The benefits of resistance training are numerous, as incorporating habitual resistance training may increase muscular strength and muscular cross-sectional area, as well as improve markers of health, function in daily living [1,2,3], and sporting performance [4,5,6,7]. Enhancements in strength can be defined as an increased ability to exert force against external resistance [7], whereby strength again can be divided into several sub-categories, such as maximal strength (absolute force exertion), relative strength (force exerted per unit of body mass), and strength endurance (ability to resist fatigue and reductions in force output) [8]. Resistance training for improving sporting performance varies based on the distinctiveness and needs analysis for different sports. For example, in collision sports, there is a great focus on maximal strength (absolute force), despite increasing body mass, due to the importance of sprint momentum [9]. In team sports, however, where athletes have to accelerate their body mass, strength relative to their body mass seems like the more appropriate training goal [4,10,11]. In sports requiring multiple repetitions of a similar movement, such as Crossfit™, high levels of local muscular endurance are required of the athlete [12].

Males commonly possess higher levels of maximal and relative strength [13], mainly due to a greater amount of muscle mass and a lower body fat percentage [14,15], increasing the force capacity per unit of body mass. On the other hand, females are thought to outperform men in strength endurance tasks [8,15,16,17]. The sex-related differences observed in fatiguability when performing strength endurance work are not fully understood, but some mechanisms have been proposed. It could be a result of females possessing a greater proportion of fatigue-resistant type I fibers [15,18]. Sex differences are also studied in metabolism, suggesting males have a greater reliance on glycolytic pathways as opposed to females’ greater reliance on fat oxidation [8]. Another proposed mechanism is that lower absolute muscle force at a similar relative intensity leads to less intramuscular compression, thus enhancing oxygen availability and allowing easier clearance of metabolites through greater blood flow. In conjunction, less muscle mass would also reduce oxygen requirements [8]. From a mechanical perspective, shorter segment lengths lead to less work (force x distance) and external torque requirements (load x moment arm) per repetition being performed [13], a mechanical advantage for females due to a commonly shorter stature and length of limbs. The resistive torque and work requirements can be manipulated within exercises, such as by adjusting grip width in the bench press [19], although longer limbs are a disadvantage in theory.

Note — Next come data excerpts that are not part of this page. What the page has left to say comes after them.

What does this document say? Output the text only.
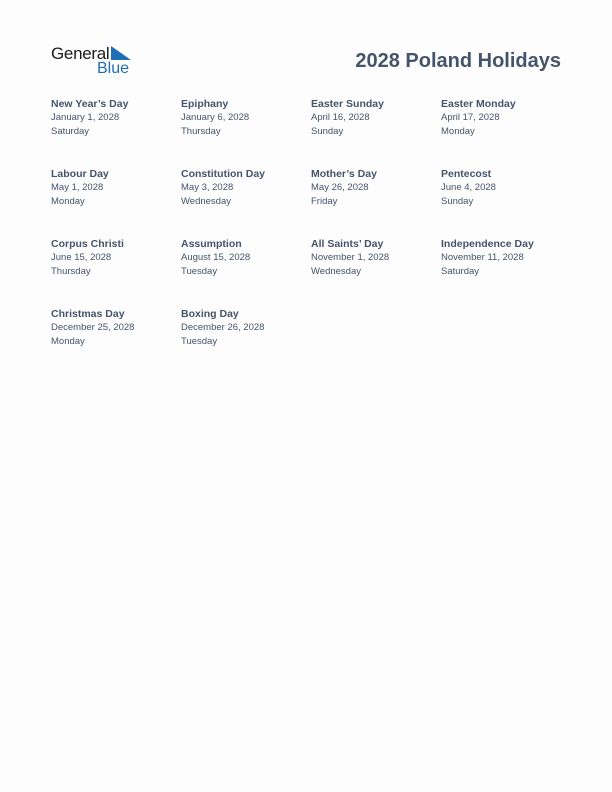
General
Blue	2028 Poland Holidays
New Year’s Day
January 1, 2028
Saturday
Epiphany
January 6, 2028
Thursday
Easter Sunday
April 16, 2028
Sunday
Easter Monday
April 17, 2028
Monday
Labour Day
May 1, 2028
Monday
Constitution Day
May 3, 2028
Wednesday
Mother’s Day
May 26, 2028
Friday
Pentecost
June 4, 2028
Sunday
Corpus Christi
June 15, 2028
Thursday
Assumption
August 15, 2028
Tuesday
All Saints’ Day
November 1, 2028
Wednesday
Independence Day
November 11, 2028
Saturday
Christmas Day
December 25, 2028
Monday
Boxing Day
December 26, 2028
Tuesday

The extent to which sex-related strength differences are observed is furthermore suggested to be task-specific [17,20], as the sex-related difference in maximal strength has been indicated to be greater in the upper limbs compared to the lower limbs [21,22]. Additionally, strength endurance performance favoring females seems to be greater in isometric tests, with work being performed at a lower percentage of maximal voluntary contraction (<80% of 1-RM) [8,16]. The aforementioned considerations are important when prescribing training programs, as resistance training programs often prescribe loads to athletes based on percentages of their 1-RM [23] to elicit specific adaptations. However, the maximal number of repetitions performed at a prescribed percentage of 1-RM may vary greatly between individuals based on anthropometrics, type of exercise, and sex of the athlete [17].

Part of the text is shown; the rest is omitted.